The executives cited the effects of the expiration of payroll tax cuts, which they believe are weighing on consumer spending.
However, there is at least one reason to believe that the news is a bit of a fluke.
As we noted on Friday, Miller Tabak economist Andrew Wilkinson suggested a link between the weak numbers and tax refunds (emphasis added):
Second is the delay to tax refunds due to year-end complications from the fiscal cliff. The IRS delayed the filing process to the end of January and as a result early filers accustomed to receiving refund checks are running behind schedule this year. According to a one source, tax refunds this time one year ago were running at $19 billion.
Perhaps Wal-Mart didn’t sell as many flat-screen televisions in February as they did a year ago on account of delayed filings and subsequent delays to refund checks.
Today, UBS economists led by Maury Harris put some numbers to that theory. They note that through the first two weeks of February, 2013 tax refunds total $55 billion – down 28 percent from last year.
The chart below shows the difference.
Harris writes (emphasis added):
The weakness mainly stems from a delayed filing season this year. The IRS officially began the filing season on January 30 this year versus January 17 last year due to the changes in tax code as part of the fiscal cliff deal. There has only been roughly 10 days of refunds issued this year versus about 17 days in 2012. However, recently the pace of refunds has picked up. For the first 10 days of this year’s filing season (thru Feb 14) versus the 10 first days of last year’s season (thru Feb 6), refunds are running a cumulative $55 bil versus $37 bil last year.
Admittedly, that comparison is not perfect, but what appears to have been a headwind for the consumer in late-Jan/early-Feb now appears to be turning into a tailwind as refunds are picking up the last few days. According to the IRS: “Last year, the IRS issued more than nine out of 10 refunds to taxpayers in less than 21 days, and it expects the same results in 2013.”

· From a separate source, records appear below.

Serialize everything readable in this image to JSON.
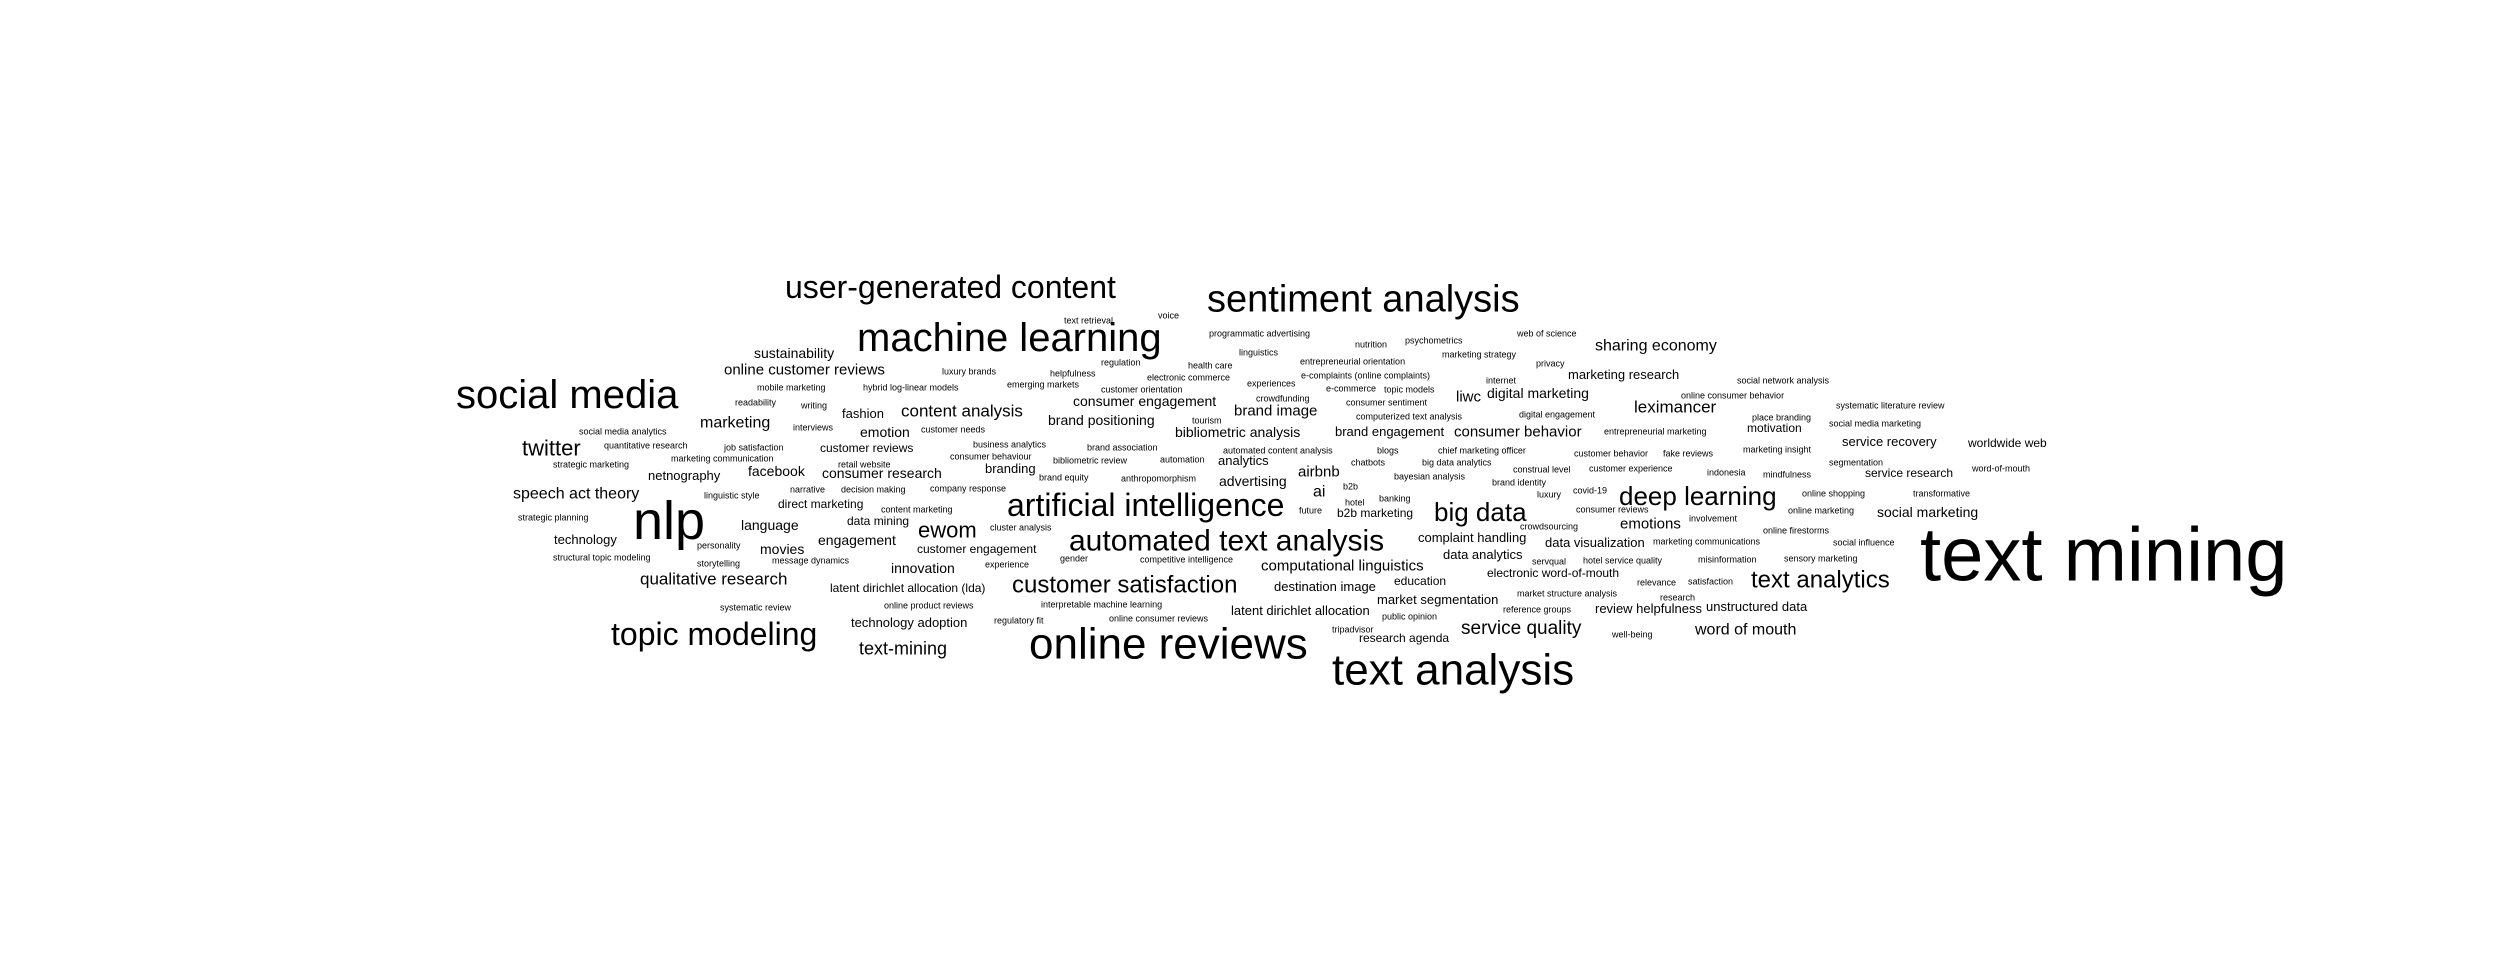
{
  "words": [
    "text mining",
    "nlp",
    "online reviews",
    "text analysis",
    "machine learning",
    "social media",
    "sentiment analysis",
    "user-generated content",
    "artificial intelligence",
    "automated text analysis",
    "topic modeling",
    "deep learning",
    "big data",
    "customer satisfaction",
    "text analytics",
    "twitter",
    "sharing economy",
    "ewom",
    "marketing",
    "text-mining",
    "speech act theory",
    "content analysis",
    "service quality",
    "qualitative research",
    "leximancer",
    "customer reviews",
    "consumer behavior",
    "online customer reviews",
    "word of mouth",
    "facebook",
    "consumer research",
    "sustainability",
    "consumer engagement",
    "brand image",
    "computational linguistics",
    "digital marketing",
    "emotions",
    "analytics",
    "bibliometric analysis",
    "engagement",
    "brand positioning",
    "brand engagement",
    "language",
    "emotion",
    "advertising",
    "liwc",
    "airbnb",
    "ai",
    "netnography",
    "social marketing",
    "innovation",
    "movies",
    "technology",
    "marketing research",
    "fashion",
    "branding",
    "destination image",
    "service recovery",
    "direct marketing",
    "latent dirichlet allocation",
    "latent dirichlet allocation (lda)",
    "technology adoption",
    "customer engagement",
    "data mining",
    "data visualization",
    "data analytics",
    "complaint handling",
    "market segmentation",
    "education",
    "unstructured data",
    "review helpfulness",
    "research agenda",
    "motivation",
    "b2b marketing",
    "worldwide web",
    "service research",
    "customer needs",
    "electronic word-of-mouth",
    "covid-19",
    "strategic planning",
    "structural topic modeling",
    "storytelling",
    "personality",
    "message dynamics",
    "gender",
    "experience",
    "competitive intelligence",
    "interpretable machine learning",
    "online product reviews",
    "systematic review",
    "regulatory fit",
    "online consumer reviews",
    "public opinion",
    "tripadvisor",
    "future",
    "banking",
    "hotel",
    "b2b",
    "bayesian analysis",
    "chief marketing officer",
    "blogs",
    "chatbots",
    "big data analytics",
    "construal level",
    "customer experience",
    "indonesia",
    "mindfulness",
    "marketing insight",
    "segmentation",
    "word-of-mouth",
    "online shopping",
    "transformative",
    "online marketing",
    "consumer reviews",
    "crowdsourcing",
    "luxury",
    "brand identity",
    "involvement",
    "online firestorms",
    "marketing communications",
    "social influence",
    "sensory marketing",
    "misinformation",
    "servqual",
    "hotel service quality",
    "research",
    "relevance",
    "satisfaction",
    "market structure analysis",
    "reference groups",
    "well-being",
    "regulation",
    "health care",
    "linguistics",
    "programmatic advertising",
    "text retrieval",
    "voice",
    "nutrition",
    "psychometrics",
    "marketing strategy",
    "web of science",
    "privacy",
    "entrepreneurial orientation",
    "e-complaints (online complaints)",
    "electronic commerce",
    "experiences",
    "luxury brands",
    "helpfulness",
    "hybrid log-linear models",
    "emerging markets",
    "customer orientation",
    "crowdfunding",
    "e-commerce",
    "topic models",
    "consumer sentiment",
    "internet",
    "mobile marketing",
    "readability",
    "writing",
    "interviews",
    "tourism",
    "computerized text analysis",
    "digital engagement",
    "customer behavior",
    "fake reviews",
    "entrepreneurial marketing",
    "online consumer behavior",
    "social network analysis",
    "systematic literature review",
    "place branding",
    "social media marketing",
    "social media analytics",
    "quantitative research",
    "job satisfaction",
    "business analytics",
    "brand association",
    "automated content analysis",
    "strategic marketing",
    "marketing communication",
    "retail website",
    "consumer behaviour",
    "bibliometric review",
    "automation",
    "linguistic style",
    "narrative",
    "decision making",
    "company response",
    "brand equity",
    "anthropomorphism",
    "content marketing",
    "cluster analysis"
  ]
}
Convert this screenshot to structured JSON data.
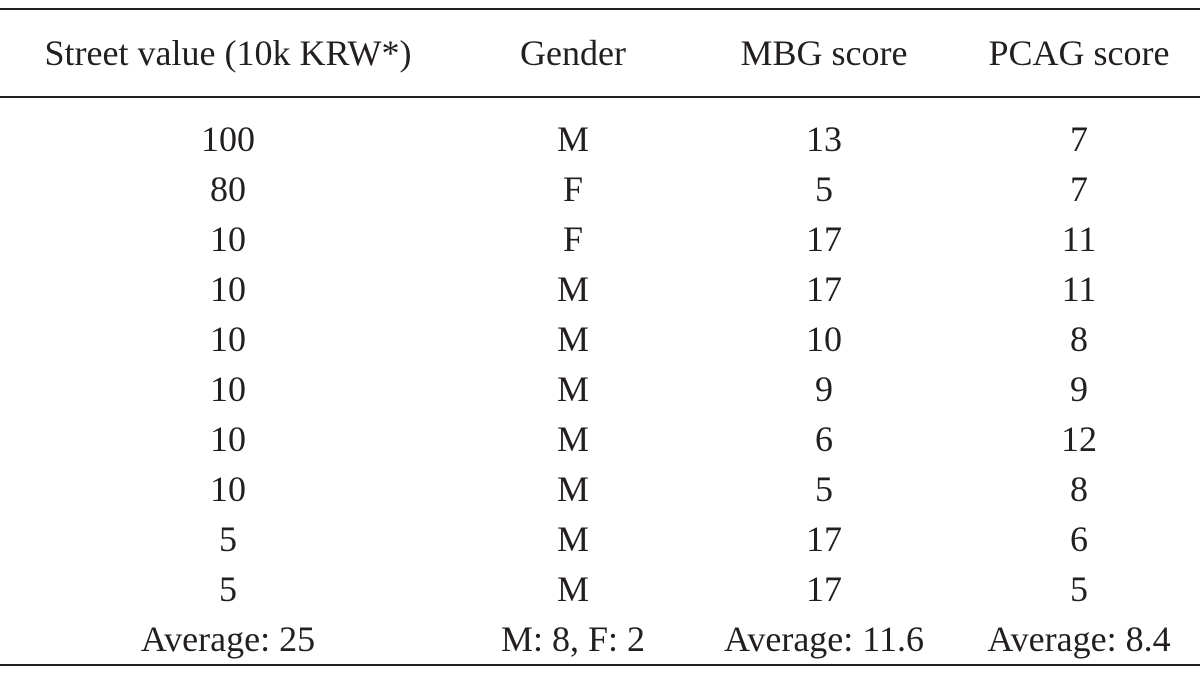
{
  "table": {
    "headers": [
      "Street value (10k KRW*)",
      "Gender",
      "MBG score",
      "PCAG score"
    ],
    "rows": [
      [
        "100",
        "M",
        "13",
        "7"
      ],
      [
        "80",
        "F",
        "5",
        "7"
      ],
      [
        "10",
        "F",
        "17",
        "11"
      ],
      [
        "10",
        "M",
        "17",
        "11"
      ],
      [
        "10",
        "M",
        "10",
        "8"
      ],
      [
        "10",
        "M",
        "9",
        "9"
      ],
      [
        "10",
        "M",
        "6",
        "12"
      ],
      [
        "10",
        "M",
        "5",
        "8"
      ],
      [
        "5",
        "M",
        "17",
        "6"
      ],
      [
        "5",
        "M",
        "17",
        "5"
      ]
    ],
    "summary": [
      "Average: 25",
      "M: 8, F: 2",
      "Average: 11.6",
      "Average: 8.4"
    ]
  }
}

According to Harris, "Tax refunds are an anticipated annual recurring event and thus are more likely to affect consumption than temporary swings in tax rates and gasoline prices."
Jefferies analyst Daniel Binder has the same theory. In a note following the leak, he wrote:
Delayed tax refunds likely causing some temporary pain. While we have not yet conducted checks in February, our January checks indicated softness in the last week of the month. With the payroll tax increase and delay in tax refunds (more on that below) adding further pressure, it seems reasonable that Walmart sales could have fallen short of expectations so far this month. We suspect the same holds true for other retailers serving middle to lower income consumers as well.
Putting things into perspective... While the payroll tax increase is likely to create pressure on consumer spending all year long, it is important to not underestimate the significance of the delay in tax refunds. At February 3 (beginning of the retail month for most retailers) there were $22.4 billion fewer tax refunds y-y. To put that into perspective, that equates to 8.5% of February retail sales last year. Now imagine that hitting all in a week or two... the impact is much greater. We are convinced this early Feb weakness will reverse and the wrong thing to do now is panic with knee jerk selling on the broad group. Clearly not all tax refunds get spent, and our analysis is for illustrative purposes, but it helps put things into perspective.
More up to date numbers include $77.5 billion in tax refunds as of February 14 versus $55 billion last year, so there is still a $22.5 billion gap, but that is down from a $39.3 billion gap on February 6. The gap should continue to reverse through the tax filing season and shorter term we would expect to see some stabilization in retail spending. For more detail, go to http://www.fms.treas.gov/dts/index.html
If that is the case, perhaps Wal-Mart will be pleasantly surprised with March sales figures.